ISBN: 978-1-250-06674-9
CHAPTER 1
NATASHA (NAT)
9:58 A.M.
Man, I love my job!
Not very many people can go to work every day feeling like this is exactly where they are supposed to be. As a kid growing up in San Diego, I had always dreamed of being a TV writer. And now, at thirty-two, I am the head writer for one of the top-rated game shows of the season. I even won an Emmy last year.
How many people can say they are excited to get out of bed in the morning? On tape days, I don't even hit the snooze button once.
I am standing at the judges' table on the set of the game show Million Dollar Genius! feeling fantastic in my new purple cashmere sweater. (At the beginning of a tape day, most people on the crew wear a sweater or a jacket, because the lights have not heated the place up yet, so the set is beyond freezing.

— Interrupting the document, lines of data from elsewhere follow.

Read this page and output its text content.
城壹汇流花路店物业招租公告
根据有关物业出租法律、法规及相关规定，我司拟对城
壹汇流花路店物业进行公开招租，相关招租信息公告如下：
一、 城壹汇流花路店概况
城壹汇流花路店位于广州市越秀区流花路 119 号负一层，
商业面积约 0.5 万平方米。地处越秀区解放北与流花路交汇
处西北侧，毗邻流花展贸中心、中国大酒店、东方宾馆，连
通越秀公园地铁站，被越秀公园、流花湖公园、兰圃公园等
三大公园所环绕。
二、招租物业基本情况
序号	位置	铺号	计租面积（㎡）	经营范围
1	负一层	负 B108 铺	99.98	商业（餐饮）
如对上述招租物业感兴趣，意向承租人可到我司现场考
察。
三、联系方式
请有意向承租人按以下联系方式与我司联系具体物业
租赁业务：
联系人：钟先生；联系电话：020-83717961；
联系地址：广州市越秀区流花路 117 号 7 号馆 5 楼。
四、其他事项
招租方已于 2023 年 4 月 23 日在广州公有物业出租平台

I've been on sets in August watching a two-hundred-pound cameraman shiver in a wool peacoat.) I'm sipping a large vanilla cappuccino made especially for me by the craft services guy (who also made me my favorite bacon-and-cheese burrito earlier; gotta love tape days — Free food!) and am going over a few questions with our host, Cordelia Mumford, a beautiful former CNN reporter who accidentally got into game show hosting, and my producer, Marc Winslow, a handsome Brit who accidentally got into game show producing.
The contestants are still squired away in a soundproof greenroom in back, but we keep our voices low so that the audience can't hear us as we hunch over the table, poring over our scripts.
"Okay, we switched out the six-hundred-thousand-dollar question in this game so that we didn't have Kafka as the answer twice in the same week," I whisper to Cordelia. "Here's the new question." I point to a pink paper square that has been glue-sticked onto her white script, which she silently reads.
"As long as the answer is never Kardashian, I'm a happy camper," Cordelia quietly jokes.
I chuckle, then continue. "And by the way, for the million, it's the South Sea Bubble, not the South Seas Bubble. If they say 'Seas,' we're going to have to rule them wrong."
"Frankly, I think if they know the name of a market bubble from another country three hundred years ago, they deserve a million dollars," Cordelia tells me.
"That's because you're not from England," Marc, who's from London, politely tells her in his perfectly lilting English accent.
"No. That's because I spent my college days getting drunk and under an assortment of frat boys and football players. Far better use of one's time," Cordelia counters playfully.
"Yet here you are, the maven of American trivia," Marc says, rather flirtatiously.
"I know. Life's weird," Cordelia says, lightly folding her script in half and pulling away from our table. "Did I tell you that I got invited to the White House?"
"That's awesome," I say, surprised. "I didn't even know you were a fan of the president."
She leans in to me to cheerfully confide, "I'm so not. Plus, I was in the middle of a transcontinental move that year and couldn't even figure out where my polling place was." Then she walks to the middle of the stage and breaks into a huge smile as she booms to the audience, "Thank you guys so much for coming! We are going to have a great time today! Isn't our warm-up guy Jerry amazing?!"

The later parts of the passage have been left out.